Nov 212020
 

Advice to those in their sixties:

  • Delegate to others more than you think you can safely do!  You can’t do it safely.  How did you learn? Don’t delay this!
  • Get out into nature and meditate, pray, ask questions of yourself – your god or whatever you call that thing.
  • Recognise crises as invitations to break through old patterns, beliefs and views.  They are milestones to be celebrated and a good crisis should never be wasted.  You now have the wisdom to deal with any chance or any shit that comes your way.
  • Let go of stuff you are holding onto.  For each self-imposed manacle released, there will be a boon.

How did I feel approaching 70:

Getting a hit of my teenage thoughts about the absolute improbability of being around in 2012, more the century and the year than the idea of being 70.

I had been retired for a year, but had planned that as a gradual process over 6 years, so it was not the dramatic cross-roads many experience. On the other hand, I have been just as busy in the 4 years since, but the nature of my busyness has been increasingly moving away from the preoccupations of the previous 30 years of “work life” and been more mellow than busyness.
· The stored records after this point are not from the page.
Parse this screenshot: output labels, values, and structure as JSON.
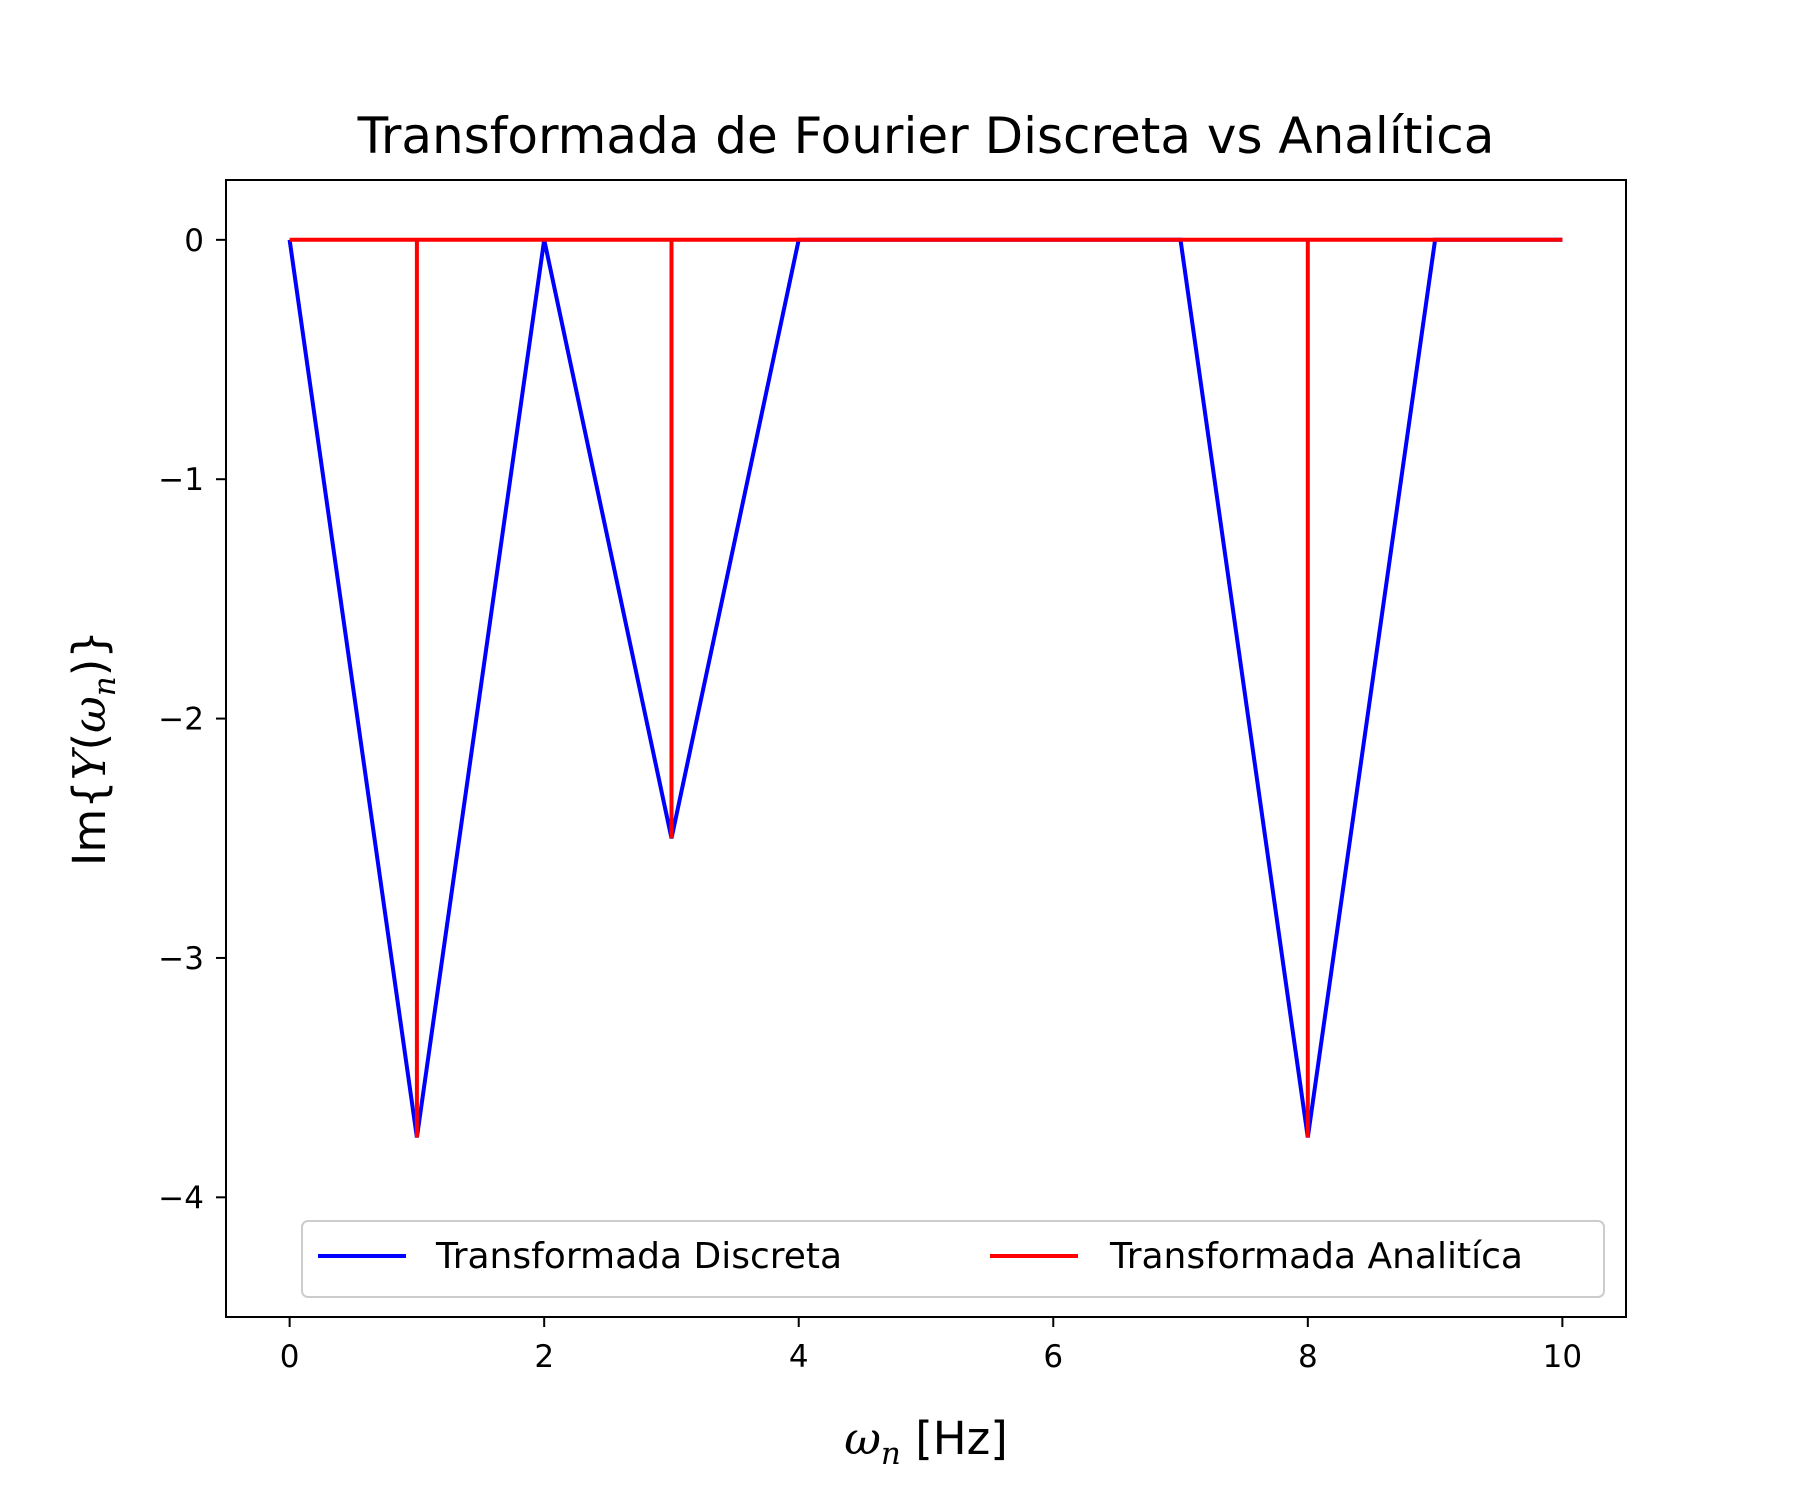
{
  "chart_data": {
    "type": "line",
    "title": "Transformada de Fourier Discreta vs Analítica",
    "xlabel": "ωn [Hz]",
    "ylabel": "Im{Y(ωn)}",
    "xlim": [
      -0.5,
      10.5
    ],
    "ylim": [
      -4.5,
      0.25
    ],
    "xticks": [
      0,
      2,
      4,
      6,
      8,
      10
    ],
    "xtick_labels": [
      "0",
      "2",
      "4",
      "6",
      "8",
      "10"
    ],
    "yticks": [
      0,
      -1,
      -2,
      -3,
      -4
    ],
    "ytick_labels": [
      "0",
      "−1",
      "−2",
      "−3",
      "−4"
    ],
    "grid": false,
    "legend_position": "lower center",
    "series": [
      {
        "name": "Transformada Discreta",
        "color": "#0000ff",
        "x": [
          0,
          1,
          2,
          3,
          4,
          5,
          6,
          7,
          8,
          9,
          10
        ],
        "y": [
          0,
          -3.75,
          0,
          -2.5,
          0,
          0,
          0,
          0,
          -3.75,
          0,
          0
        ]
      },
      {
        "name": "Transformada Analitíca",
        "color": "#ff0000",
        "x": [
          0,
          1,
          1,
          1,
          3,
          3,
          3,
          8,
          8,
          8,
          10
        ],
        "y": [
          0,
          0,
          -3.75,
          0,
          0,
          -2.5,
          0,
          0,
          -3.75,
          0,
          0
        ]
      }
    ]
  }
}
A fuller appreciation of my partner of 42 years and my 5 sons, through calmer listening, not acting or speaking out every urge or thought I have. For me a key challenge has been to let go of having to be useful.  Another has been to avoid having an unrealistic agenda of things to do – most of them are unnecessary, can be given to others or massively simplified.

What has helped my transition to the seventies

  • Talking to young people about absolutely anything they are interested in.
  • Putting heart before head to a greater extent in deciding what to do this minute, this hour, this year or for years ahead. This is truly liberating, often adventurous and always energising.
  • My sons – vitality, different takes on life, their love
  • My wife – her changing wishes as to how our partnership works as each of us accept and pursue personal change, whether physical, mental, emotional or, combining all, spiritual
  • Staying happy in your 70’s:

*It’s the people and the truth and love you bring to dealing to them ALL that count, not your or their appearance, behaviours, plans, status, achievements &c.